5.3. Recommended antibodies for the diagnosis and prediction
It is important to demonstrate hormone production, transcription factors for functional differentiation, and proliferation index that indicate prediction. Practically, the following immunohistochemical stains are recommended in studying a pituitary adenoma as they cover wide area of diagnosis and prediction:
GH, prolactin, TSH-beta, ACTH, FSH-beta, LH-beta, and alpha-SU to make an accurate classification of the studied pituitary adenoma.

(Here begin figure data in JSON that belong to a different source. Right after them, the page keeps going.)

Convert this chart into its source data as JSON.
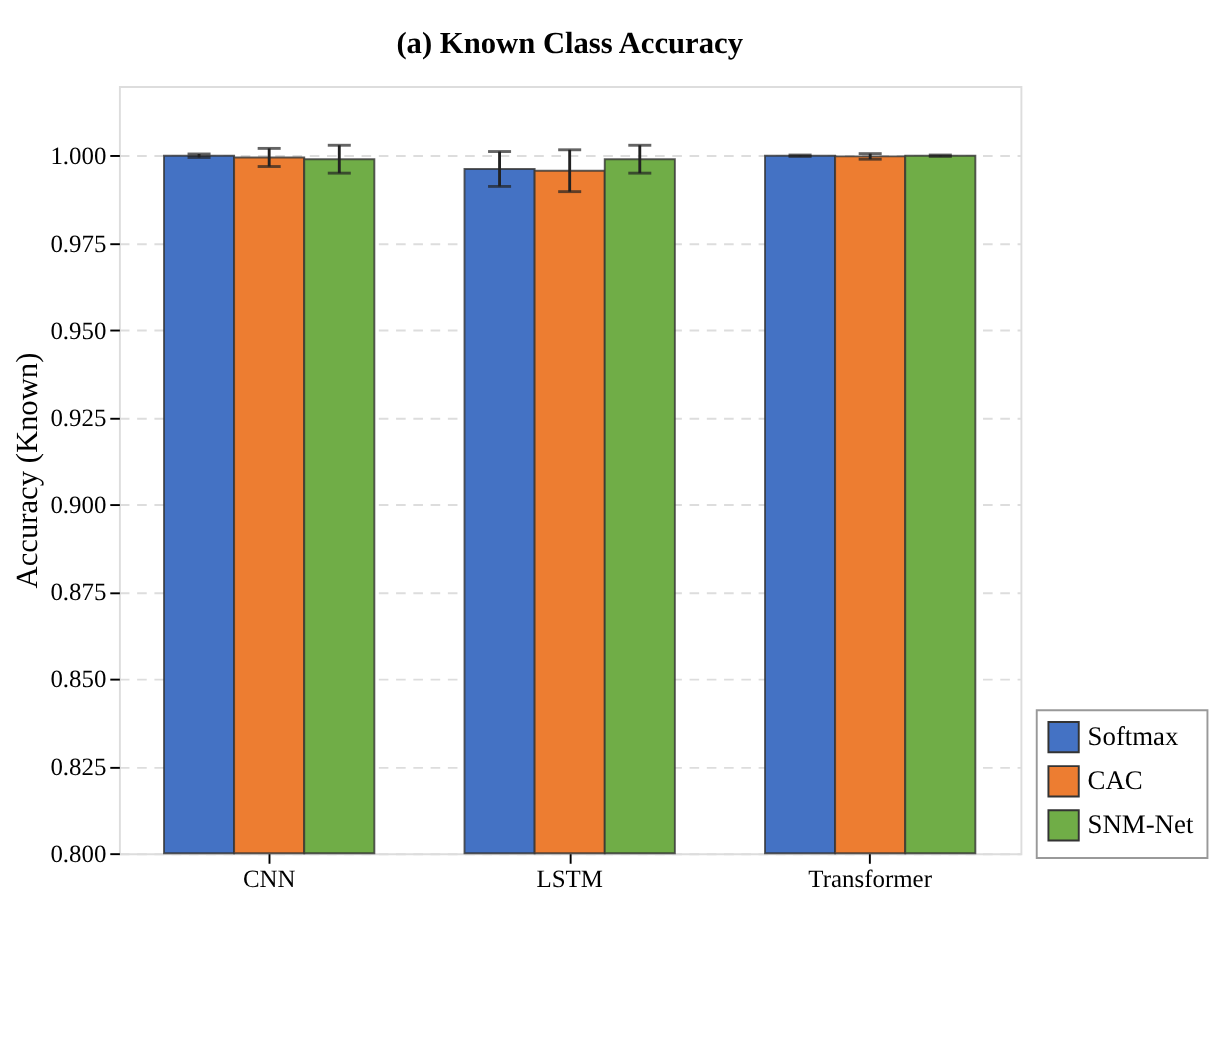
{
  "chart_data": {
    "type": "bar",
    "title": "(a) Known Class Accuracy",
    "ylabel": "Accuracy (Known)",
    "categories": [
      "CNN",
      "LSTM",
      "Transformer"
    ],
    "series": [
      {
        "name": "Softmax",
        "color": "#4472c4",
        "values": [
          1.0,
          0.9962,
          1.0
        ],
        "errors": [
          0.0005,
          0.005,
          0.0002
        ]
      },
      {
        "name": "CAC",
        "color": "#ed7d31",
        "values": [
          0.9995,
          0.9957,
          0.9998
        ],
        "errors": [
          0.0026,
          0.006,
          0.0008
        ]
      },
      {
        "name": "SNM-Net",
        "color": "#70ad47",
        "values": [
          0.999,
          0.999,
          1.0
        ],
        "errors": [
          0.004,
          0.004,
          0.0002
        ]
      }
    ],
    "ylim": [
      0.8,
      1.02
    ],
    "yticks": [
      {
        "value": 0.8,
        "label": "0.800"
      },
      0.825,
      {
        "value": 0.85,
        "label": "0.850"
      },
      0.875,
      {
        "value": 0.9,
        "label": "0.900"
      },
      0.925,
      {
        "value": 0.95,
        "label": "0.950"
      },
      0.975,
      {
        "value": 1.0,
        "label": "1.000"
      }
    ],
    "grid": "y",
    "legend": "bottom right"
  }
}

Pit-1 and TPIT transcription factors and ER-alpha are recommended when there is immunonegativity for pituitary hormones, to rule out potentially aggressive silent adenomas. SF1, the transcription factor for gonadotroph cell lineage does not seem to have prognostic importance, as gonadotroph adenomas are usually not aggressive.
Ki-67 proliferation index, for the demonstration of “high-risk adenomas.”
Chromogranin A and synaptophysin diagnose PitNET that might predict more aggressive behavior.
P53 is not an independent risk factor of aggressiveness; so it is not necessary to demonstrate it.
Immunohistochemical studies have increasing importance in pituitary adenomas. Demonstration of hormones, some transcription factors and cofactors for functional differentiation, and proliferation index have important roles in the classification, prediction, and treatment of these adenomas, as demonstration of neuroendocrine differentiation.
Conflict of interest
I declare that there is no “conflict of interest” in this chapter.